La tematica è disciplinata dal Decreto Legislativo 193/07 secondo il quale è prevista un’attività di autocontrollo igienico in tutti i pubblici esercizi e nelle industrie alimentari.

In particolare è previsto che il responsabile dell’azienda garantisca un adeguato grado di igienicità per quanto riguarda tutti i processi che interessano gli alimenti: fabbricazione, trasformazione, confezionamento, deposito, trasporto, distribuzione, preparazione, manipolazione, vendita e somministrazione; si prendano come esempio pizzerie, alimentari, ristoranti, ma anche aziende di produzione e trasporto degli alimenti e materie prime.

Secondo le direttive, per elaborare un piano di autocontrollo efficace sulla sicurezza alimentare devono essere rispettati i seguenti principi:

  • Identificazione dei rischi inerenti ai vari processi a cui sono sottoposti gli alimenti; l’obiettivo in tal senso è prevenire, eliminare o nei casi peggiori ridurre gli eventuali ‘pericoli’.
  • Individuazione dei Punti Critici di Controllo (CCP) e delle fasi dove è possibile intervenire per prevenire, eliminare o limitare il rischio, ad esempio la temperatura dei frigoriferi, lo scarico merci da parte del fornitore, per preservare l’integrità dell’alimento ed evitare l’eventuale contaminazione
  • Definizione dei limiti di accettabilità dei rischi presenti nell’ambito dei CCP.
  • Definizione delle procedure di monitoraggio sanitario dei CCP.
  • Predisposizione di soluzioni correttive laddove necessarie.
  • Definizione di procedure di verifica atte a monitorare l’efficacia e il corretto funzionamento delle soluzioni adottate.
  • Predisposizione della documentazione relativa all’azienda (natura e dimensioni) e al piano HACCP.

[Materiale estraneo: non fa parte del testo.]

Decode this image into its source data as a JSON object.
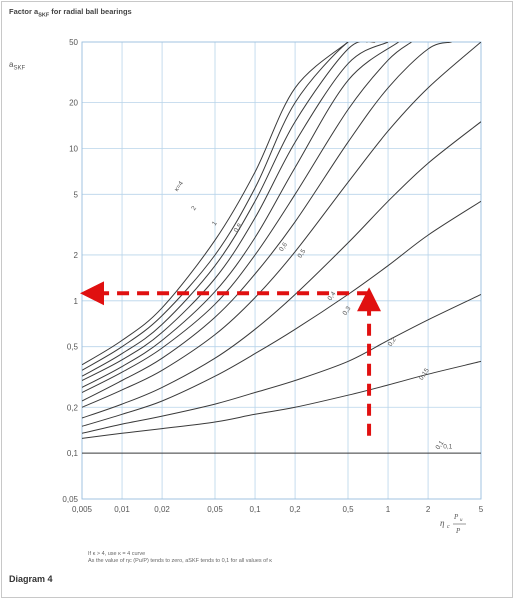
{
  "chart_data": {
    "type": "line",
    "title": "Factor aSKF for radial ball bearings",
    "ylabel": "aSKF",
    "xlabel": "ηc Pu/P",
    "x_scale": "log",
    "y_scale": "log",
    "xlim": [
      0.005,
      5
    ],
    "ylim": [
      0.05,
      50
    ],
    "x_ticks": [
      "0,005",
      "0,01",
      "0,02",
      "0,05",
      "0,1",
      "0,2",
      "0,5",
      "1",
      "2",
      "5"
    ],
    "y_ticks": [
      "0,05",
      "0,1",
      "0,2",
      "0,5",
      "1",
      "2",
      "5",
      "10",
      "20",
      "50"
    ],
    "grid": true,
    "series": [
      {
        "name": "κ=4",
        "x": [
          0.005,
          0.01,
          0.02,
          0.05,
          0.1,
          0.2,
          0.5
        ],
        "y": [
          0.38,
          0.55,
          0.9,
          2.5,
          7.0,
          25,
          50
        ]
      },
      {
        "name": "2",
        "x": [
          0.005,
          0.01,
          0.02,
          0.05,
          0.1,
          0.2,
          0.5,
          0.7
        ],
        "y": [
          0.35,
          0.5,
          0.8,
          2.0,
          5.5,
          20,
          50,
          50
        ]
      },
      {
        "name": "1",
        "x": [
          0.005,
          0.01,
          0.02,
          0.05,
          0.1,
          0.2,
          0.5,
          0.8
        ],
        "y": [
          0.32,
          0.45,
          0.7,
          1.7,
          4.5,
          15,
          45,
          50
        ]
      },
      {
        "name": "0,8",
        "x": [
          0.005,
          0.01,
          0.02,
          0.05,
          0.1,
          0.2,
          0.5,
          1
        ],
        "y": [
          0.3,
          0.41,
          0.62,
          1.4,
          3.5,
          11,
          36,
          50
        ]
      },
      {
        "name": "0,6",
        "x": [
          0.005,
          0.01,
          0.02,
          0.05,
          0.1,
          0.2,
          0.5,
          1.2
        ],
        "y": [
          0.27,
          0.37,
          0.55,
          1.15,
          2.6,
          7.5,
          28,
          50
        ]
      },
      {
        "name": "0,5",
        "x": [
          0.005,
          0.01,
          0.02,
          0.05,
          0.1,
          0.2,
          0.5,
          1,
          1.5
        ],
        "y": [
          0.25,
          0.34,
          0.49,
          0.95,
          2.0,
          5.0,
          18,
          38,
          50
        ]
      },
      {
        "name": "0,4",
        "x": [
          0.005,
          0.01,
          0.02,
          0.05,
          0.1,
          0.2,
          0.5,
          1,
          2,
          3
        ],
        "y": [
          0.22,
          0.3,
          0.42,
          0.78,
          1.5,
          3.3,
          11,
          25,
          45,
          50
        ]
      },
      {
        "name": "0,3",
        "x": [
          0.005,
          0.01,
          0.02,
          0.05,
          0.1,
          0.2,
          0.5,
          1,
          2,
          5
        ],
        "y": [
          0.2,
          0.26,
          0.35,
          0.6,
          1.05,
          2.1,
          6,
          13,
          25,
          50
        ]
      },
      {
        "name": "0,2",
        "x": [
          0.005,
          0.01,
          0.02,
          0.05,
          0.1,
          0.2,
          0.5,
          1,
          2,
          5
        ],
        "y": [
          0.17,
          0.21,
          0.27,
          0.42,
          0.65,
          1.1,
          2.4,
          4.5,
          8,
          15
        ]
      },
      {
        "name": "0,15",
        "x": [
          0.005,
          0.01,
          0.02,
          0.05,
          0.1,
          0.2,
          0.5,
          1,
          2,
          5
        ],
        "y": [
          0.15,
          0.18,
          0.22,
          0.32,
          0.45,
          0.65,
          1.1,
          1.7,
          2.7,
          4.5
        ]
      },
      {
        "name": "0,1",
        "x": [
          0.005,
          0.01,
          0.02,
          0.05,
          0.1,
          0.2,
          0.5,
          1,
          2,
          5
        ],
        "y": [
          0.135,
          0.155,
          0.175,
          0.21,
          0.25,
          0.3,
          0.4,
          0.55,
          0.75,
          1.1
        ]
      },
      {
        "name": "",
        "x": [
          0.005,
          0.01,
          0.02,
          0.05,
          0.1,
          0.2,
          0.5,
          1,
          2,
          5
        ],
        "y": [
          0.125,
          0.135,
          0.145,
          0.16,
          0.18,
          0.2,
          0.24,
          0.28,
          0.33,
          0.4
        ]
      },
      {
        "name": "0,1",
        "x": [
          0.005,
          5
        ],
        "y": [
          0.1,
          0.1
        ]
      }
    ],
    "annotations": {
      "arrow_color": "#e01010",
      "arrow_path_data": [
        [
          0.72,
          0.13
        ],
        [
          0.72,
          1.12
        ],
        [
          0.005,
          1.12
        ]
      ]
    }
  },
  "note": {
    "line1": "If κ > 4, use κ = 4 curve",
    "line2": "As the value of ηc (Pu/P) tends to zero, aSKF tends to 0,1 for all values of κ"
  },
  "diagram_label": "Diagram 4"
}
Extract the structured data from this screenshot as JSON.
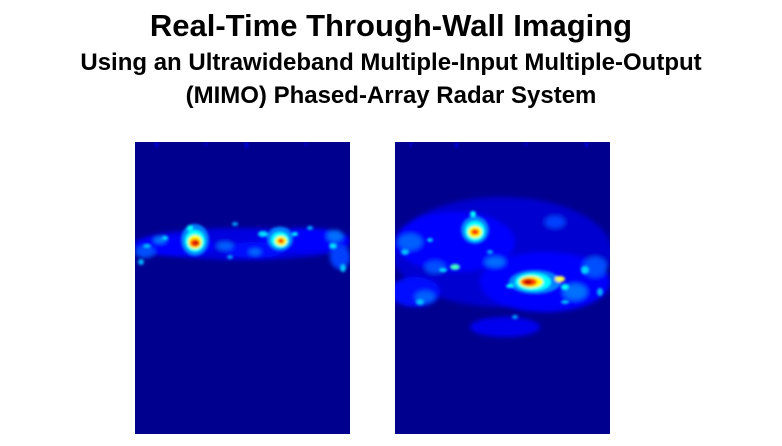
{
  "title": {
    "line1": "Real-Time Through-Wall Imaging",
    "line2": "Using an Ultrawideband Multiple-Input Multiple-Output",
    "line3": "(MIMO) Phased-Array Radar System"
  },
  "colormap": {
    "background": "#00008f",
    "scale": [
      "#00008f",
      "#0000ff",
      "#0080ff",
      "#00ffff",
      "#80ff80",
      "#ffff00",
      "#ff8000",
      "#ff0000",
      "#800000"
    ]
  }
}
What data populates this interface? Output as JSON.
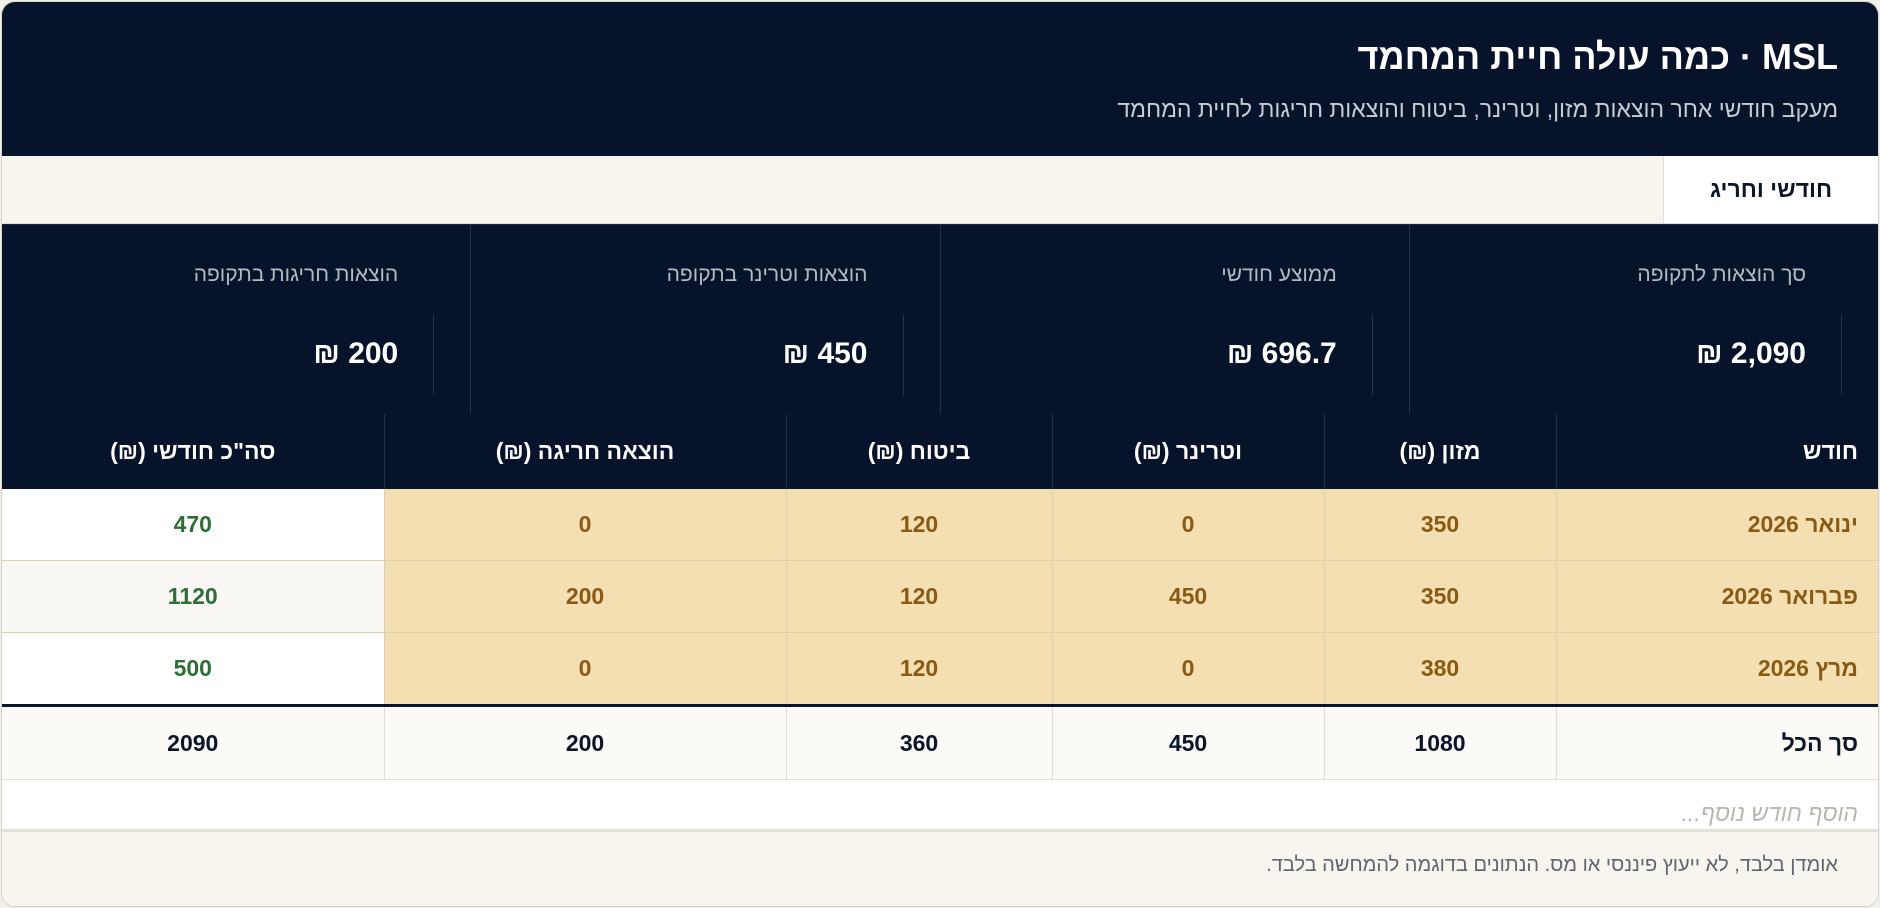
{
  "header": {
    "title": "MSL · כמה עולה חיית המחמד",
    "subtitle": "מעקב חודשי אחר הוצאות מזון, וטרינר, ביטוח והוצאות חריגות לחיית המחמד"
  },
  "tabs": [
    {
      "label": "חודשי וחריג"
    }
  ],
  "summary": [
    {
      "label": "סך הוצאות לתקופה",
      "value": "2,090 ₪"
    },
    {
      "label": "ממוצע חודשי",
      "value": "696.7 ₪"
    },
    {
      "label": "הוצאות וטרינר בתקופה",
      "value": "450 ₪"
    },
    {
      "label": "הוצאות חריגות בתקופה",
      "value": "200 ₪"
    }
  ],
  "table": {
    "columns": [
      "חודש",
      "מזון (₪)",
      "וטרינר (₪)",
      "ביטוח (₪)",
      "הוצאה חריגה (₪)",
      "סה\"כ חודשי (₪)"
    ],
    "rows": [
      [
        "ינואר 2026",
        "350",
        "0",
        "120",
        "0",
        "470"
      ],
      [
        "פברואר 2026",
        "350",
        "450",
        "120",
        "200",
        "1120"
      ],
      [
        "מרץ 2026",
        "380",
        "0",
        "120",
        "0",
        "500"
      ]
    ],
    "totals": [
      "סך הכל",
      "1080",
      "450",
      "360",
      "200",
      "2090"
    ],
    "add_row_placeholder": "הוסף חודש נוסף..."
  },
  "footer": {
    "disclaimer": "אומדן בלבד, לא ייעוץ פיננסי או מס. הנתונים בדוגמה להמחשה בלבד."
  },
  "colors": {
    "header_bg": "#06132b",
    "cell_highlight": "#f4dfb2",
    "cell_text": "#8a5a14",
    "total_text": "#2f6e37"
  }
}
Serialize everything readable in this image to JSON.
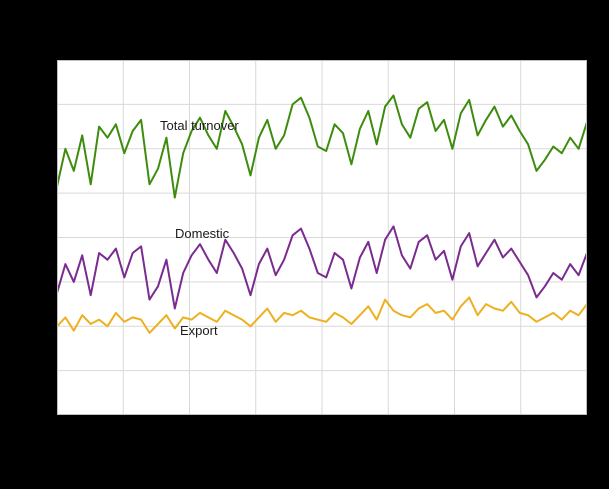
{
  "figure": {
    "background_color": "#000000",
    "plot_background_color": "#ffffff",
    "grid_color": "#d9d9d9",
    "axis_color": "#bfbfbf"
  },
  "labels": {
    "total": "Total turnover",
    "domestic": "Domestic",
    "export": "Export"
  },
  "chart_data": {
    "type": "line",
    "title": "",
    "xlabel": "",
    "ylabel": "",
    "ylim": [
      0,
      160
    ],
    "grid": true,
    "legend_position": "inline-labels",
    "x_gridline_count": 9,
    "y_gridline_count": 9,
    "x_count": 64,
    "series": [
      {
        "name": "Total turnover",
        "color": "#3e8c0e",
        "values": [
          103,
          120,
          110,
          126,
          104,
          130,
          125,
          131,
          118,
          128,
          133,
          104,
          111,
          125,
          98,
          118,
          128,
          134,
          126,
          120,
          137,
          130,
          122,
          108,
          125,
          133,
          120,
          126,
          140,
          143,
          134,
          121,
          119,
          131,
          127,
          113,
          129,
          137,
          122,
          139,
          144,
          131,
          125,
          138,
          141,
          128,
          133,
          120,
          136,
          142,
          126,
          133,
          139,
          130,
          135,
          128,
          122,
          110,
          115,
          121,
          118,
          125,
          120,
          132
        ]
      },
      {
        "name": "Domestic",
        "color": "#7a2b8f",
        "values": [
          55,
          68,
          60,
          72,
          54,
          73,
          70,
          75,
          62,
          73,
          76,
          52,
          58,
          70,
          48,
          64,
          72,
          77,
          70,
          64,
          79,
          73,
          66,
          54,
          68,
          75,
          63,
          70,
          81,
          84,
          75,
          64,
          62,
          73,
          70,
          57,
          71,
          78,
          64,
          79,
          85,
          72,
          66,
          78,
          81,
          70,
          74,
          61,
          76,
          82,
          67,
          73,
          79,
          71,
          75,
          69,
          63,
          53,
          58,
          64,
          61,
          68,
          63,
          73
        ]
      },
      {
        "name": "Export",
        "color": "#edb120",
        "values": [
          40,
          44,
          38,
          45,
          41,
          43,
          40,
          46,
          42,
          44,
          43,
          37,
          41,
          45,
          39,
          44,
          43,
          46,
          44,
          42,
          47,
          45,
          43,
          40,
          44,
          48,
          42,
          46,
          45,
          47,
          44,
          43,
          42,
          46,
          44,
          41,
          45,
          49,
          43,
          52,
          47,
          45,
          44,
          48,
          50,
          46,
          47,
          43,
          49,
          53,
          45,
          50,
          48,
          47,
          51,
          46,
          45,
          42,
          44,
          46,
          43,
          47,
          45,
          50
        ]
      }
    ]
  }
}
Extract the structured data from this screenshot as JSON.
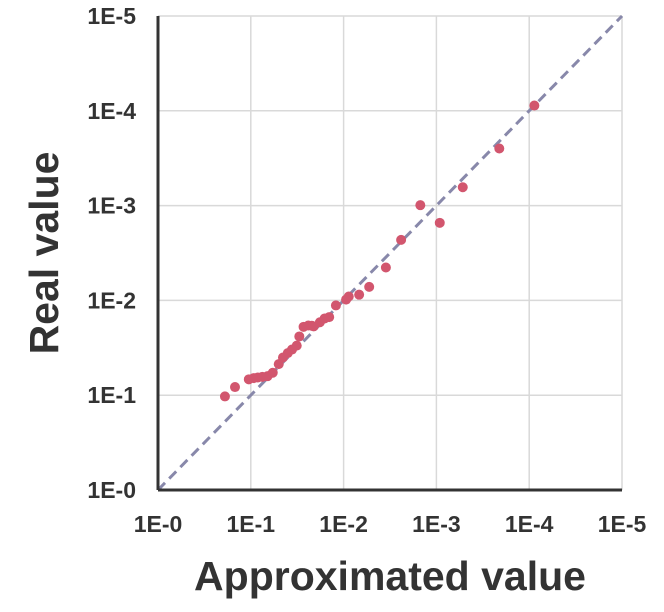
{
  "chart_data": {
    "type": "scatter",
    "title": "",
    "xlabel": "Approximated value",
    "ylabel": "Real value",
    "x_scale": "log",
    "y_scale": "log",
    "x_reversed": true,
    "y_reversed": true,
    "xlim": [
      1,
      1e-05
    ],
    "ylim": [
      1,
      1e-05
    ],
    "x_ticks": [
      "1E-0",
      "1E-1",
      "1E-2",
      "1E-3",
      "1E-4",
      "1E-5"
    ],
    "y_ticks": [
      "1E-0",
      "1E-1",
      "1E-2",
      "1E-3",
      "1E-4",
      "1E-5"
    ],
    "grid": true,
    "legend": "none",
    "colors": {
      "points": "#d2566e",
      "reference_line": "#8888aa",
      "grid": "#d9d9d9",
      "axis": "#333333"
    },
    "reference_line": {
      "style": "dashed",
      "from": [
        1,
        1
      ],
      "to": [
        1e-05,
        1e-05
      ]
    },
    "series": [
      {
        "x": [
          0.19,
          0.148,
          0.105,
          0.093,
          0.084,
          0.075,
          0.066,
          0.058,
          0.05,
          0.045,
          0.04,
          0.036,
          0.032,
          0.03,
          0.027,
          0.024,
          0.022,
          0.021,
          0.018,
          0.016,
          0.0143,
          0.0121,
          0.0094,
          0.0088,
          0.0068,
          0.0053,
          0.0035,
          0.0024,
          0.00149,
          0.00092,
          0.00052,
          0.00021,
          8.8e-05
        ],
        "y": [
          0.103,
          0.082,
          0.068,
          0.066,
          0.065,
          0.064,
          0.063,
          0.058,
          0.047,
          0.04,
          0.036,
          0.033,
          0.03,
          0.024,
          0.019,
          0.0184,
          0.0185,
          0.0188,
          0.017,
          0.0155,
          0.015,
          0.0113,
          0.0098,
          0.0091,
          0.0087,
          0.0072,
          0.0045,
          0.0023,
          0.00099,
          0.00152,
          0.00064,
          0.00025,
          8.8e-05
        ]
      }
    ]
  }
}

Parte fondamentale per l’ottimizzazione ai fini del rispetto dei principi del metodo H.A.C.C.P. è la formazione del personale secondo le procedure del Manuale H.A.C.C.P. redatto per l’Azienda.

Il personale dovrà essere istruito per la corretta effettuazione ed il rispetto di tutte le misure indicate nel manuale come ad esempio l’annotazione giornaliera della temperatura dei frigoriferi e la tenuta dei relativi registri, il controllo della merce, dei fornitori, degli interventi di pulizia, delle corrette procedure per lo stoccaggio degli alimenti e molto altro ancora.

Tutta la documentazione deve necessariamente essere aggiornata secondo il reale stato dell’Azienda e deve essere correttamente compilata dagli operatori e dal responsabile, per essere anche a disposizione durante un eventuale controllo degli organi preposti.